The Russian deployment “is going to be a military game changer in a number of places where Assad is most vulnerable,” says Hokayem.
Right now, Assad is most concerned about his regime’s northern flank, the front line closest to the regime-controlled coastal areas that are home to Syria’s ports, functioning international airports, government infrastructure, and industrial base.
“That front line is where the majority of Russian airstrikes have taken place. Russian strikes have targeted the largely secular-leaning rebel groups that have contested territory at the heart of the regime’s power — and not ISIS, whose statelet is mostly in the country’s desert east.”
The Russian strikes ensure Assad’s survival for the near-to-mid term and may even help the regime retake some captured areas. But Hokayem says that Russia is thinking strategically as well.
‘This is victory as far as they’re concerned’
The Kremlin’s overall objective, generally, is to muddy the Syria calculus of its geopolitical opponents. Hokayem describes Russia’s objectives this way: To “corner the US, build its narrative, divide Europe, and make the politics of the conflict difficult for Turkey and others.”
It’s been a success so far.
On September 30, US Secretary of State John Kerry appeared to endorse Russian strikes against ISIS, even though Moscow has demonstrated that fighting the group is at best a secondary objective.
The US is buying into the narrative that Russia has a constructive role to play in Syria and that it can effectively fight ISIS and perhaps push a political solution in Syria — even though there’s no evidence of Russia doing either of these things.
And Turkey’s already running into trouble, as a reported standoff between Turkish and Russian jets raised the possibility of aerial combat between Russia and a NATO member state.

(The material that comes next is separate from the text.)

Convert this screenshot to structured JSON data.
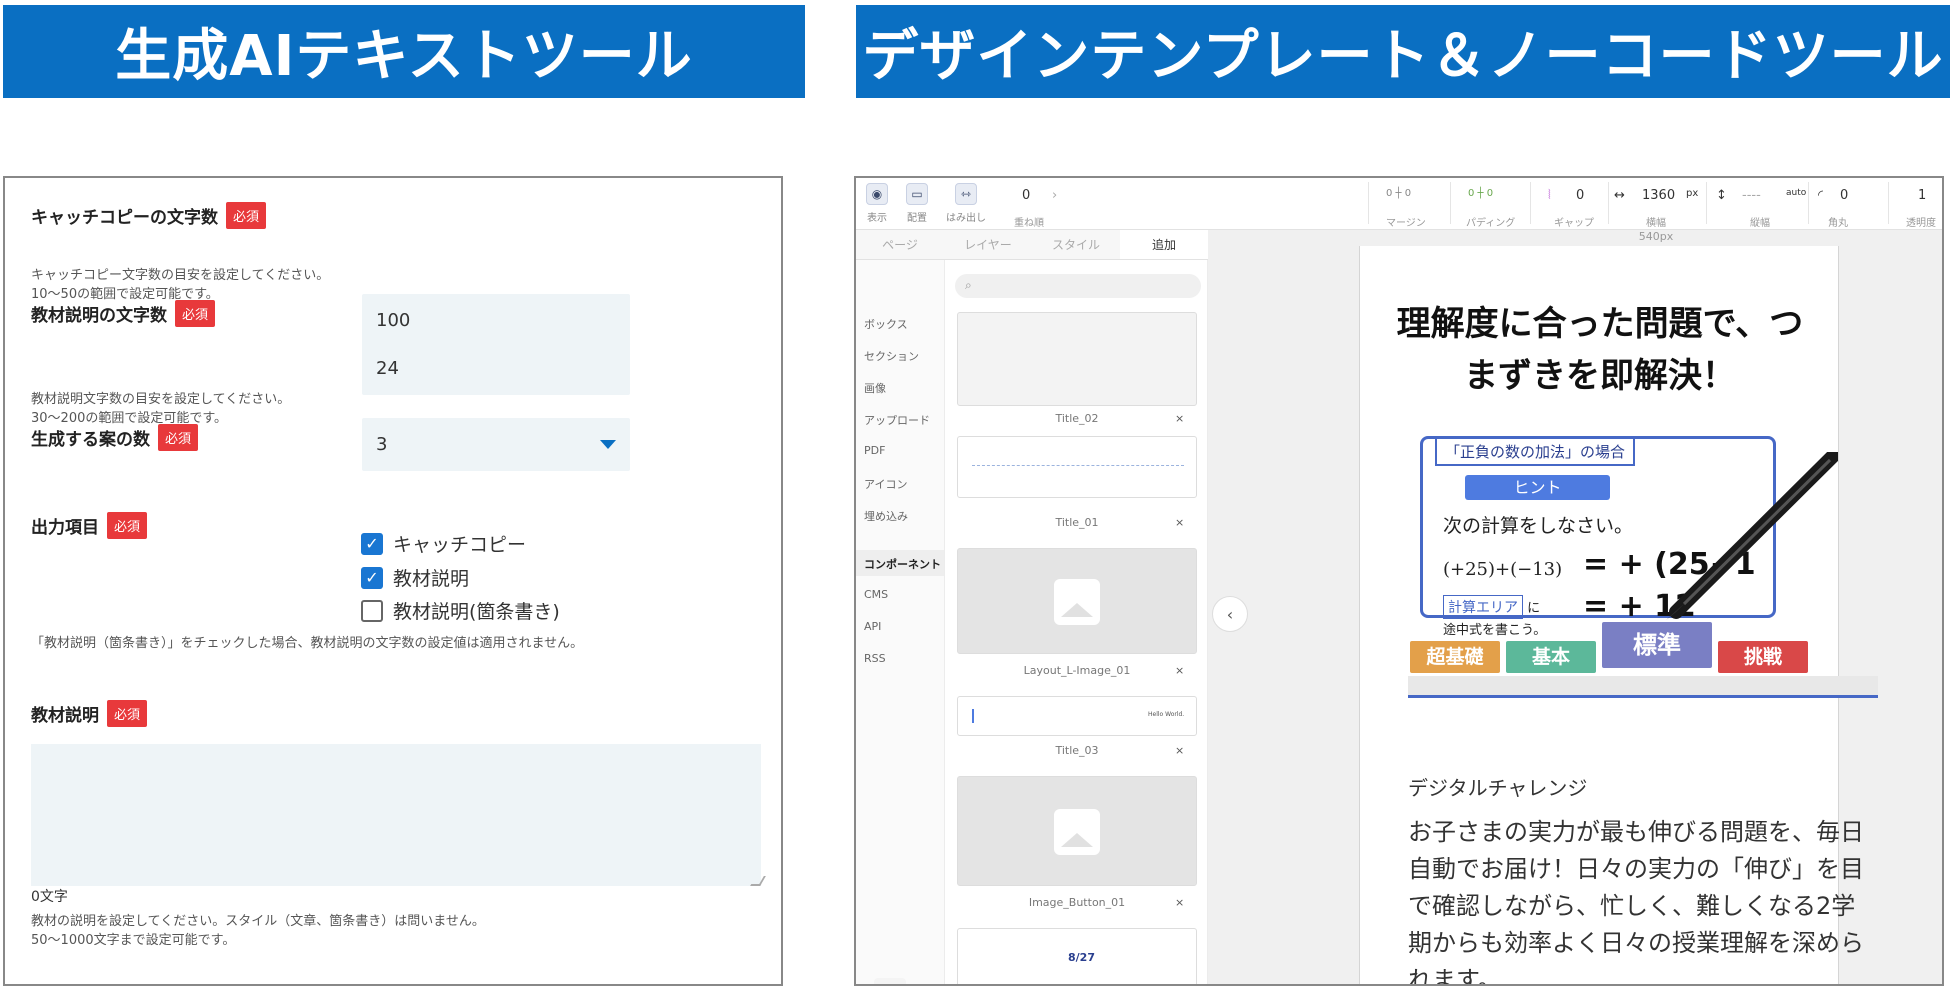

“Russia’s been able to change the narrative in the short term. That’s undeniable,” says Hokayem. “This is victory as far as they’re concerned.”
Furthermore, Russia is finding that the other global powers aren’t seriously contesting its plans.
“The Russians are all in,” he told Business Insider. “They have a clear partner, they have a clear goal. And on the other side, there is total confusion.”
Obama is correct that the Beltway consensus risks interpreting potentially desperate Russian moves as strategic masterstrokes.
But whether its moves are ill-advised or not, without a strong counterbalance or even coherent policy from the US and its partners, Russia has been able to impose its policies on the region in ways that will make the Syria crisis even harder to solve.